I worry about this fact because the vast majority of middle and high school math teachers do not loop with their students. Most of us only get to see our students for one year. Most of us miss these types of stories, which means we are more likely to believe that “low kids” stay low forever. That worries me.

Lesson Two

In the past I’ve told this story as inspiration for my students, but I realized last year that I needed to ask Ana for her perspective. So I emailed her and asked her for her side of the story. Something she wrote to me really stuck out:

One of the things I learned was that if you can really devote yourself you will be able to do anything. I come into math every morning so that I can go over the homework and so that I can understand what is happening in the class. I have learned that learning is a process and that you can’t expect to learn everything in one day. I used to think that I could spent ten minutes on an idea, but I learned that that is not true.

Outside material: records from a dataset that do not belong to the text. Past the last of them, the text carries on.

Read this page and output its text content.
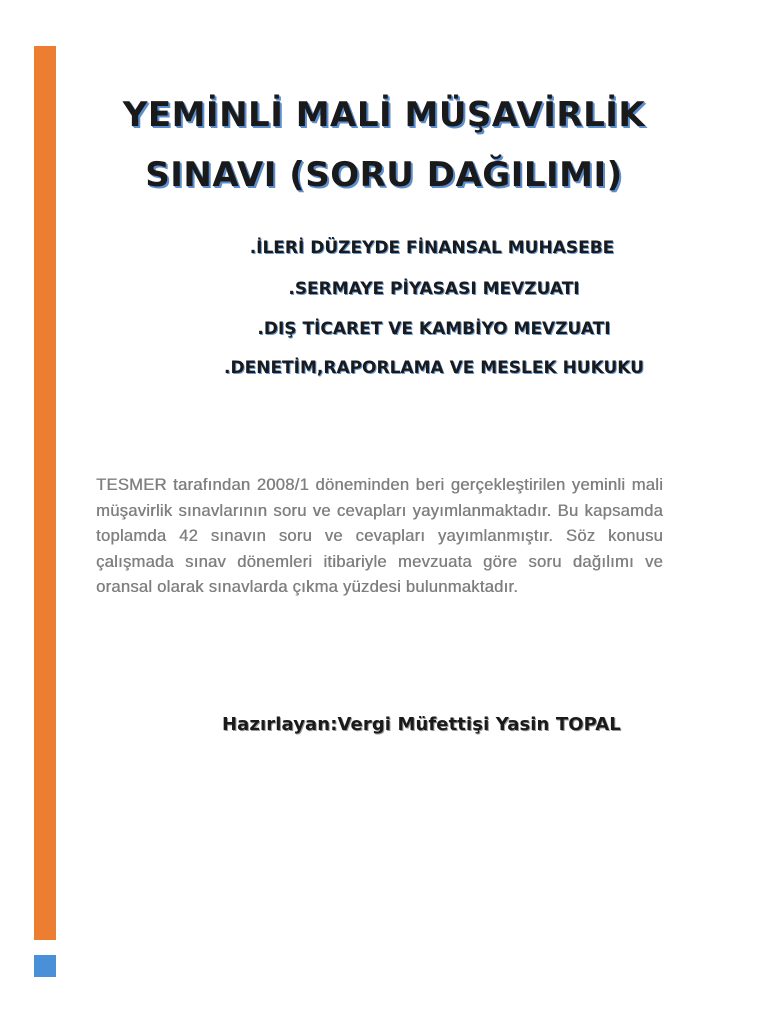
YEMİNLİ MALİ MÜŞAVİRLİK
SINAVI (SORU DAĞILIMI)
.İLERİ DÜZEYDE FİNANSAL MUHASEBE
.SERMAYE PİYASASI MEVZUATI
.DIŞ TİCARET VE KAMBİYO MEVZUATI
.DENETİM,RAPORLAMA VE MESLEK HUKUKU

TESMER tarafından 2008/1 döneminden beri gerçekleştirilen yeminli mali müşavirlik sınavlarının soru ve cevapları yayımlanmaktadır. Bu kapsamda toplamda 42 sınavın soru ve cevapları yayımlanmıştır. Söz konusu çalışmada sınav dönemleri itibariyle mevzuata göre soru dağılımı ve oransal olarak sınavlarda çıkma yüzdesi bulunmaktadır.

Hazırlayan:Vergi Müfettişi Yasin TOPAL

Math is still hard for me. Everyday I have to pay attention and I still don’t get the best grades. When I see the people around me getting better grades but I know that they don’t work as hard. It often makes me feel bad because I know that I am working harder but then I remember how much harder I had to work to get to where I am, even if things don’t always go as well as I would like them to.

Man, does this hit me so much harder than a generic inspirational story. And it rings truer. Math is still hard for her. But she's made a commitment to improve. She made it in 6th grade, then again in 7th, again in 8th, and in every year since then.

I mention this because I want teachers to remember what we are asking our struggling students to do. We are asking our students to work harder than their peers to catch up in math, and then continue working harder than their peers for the rest of their educational lives. That's a huge thing to ask of an 8 year old, or an 11 year old, or a 15 year old. But that's what we're asking.

I believe that kids can grow smarter with hard work and dedication. I've seen it firsthand. But now, thanks to Ana's email, I know just how hard  that hard work can be.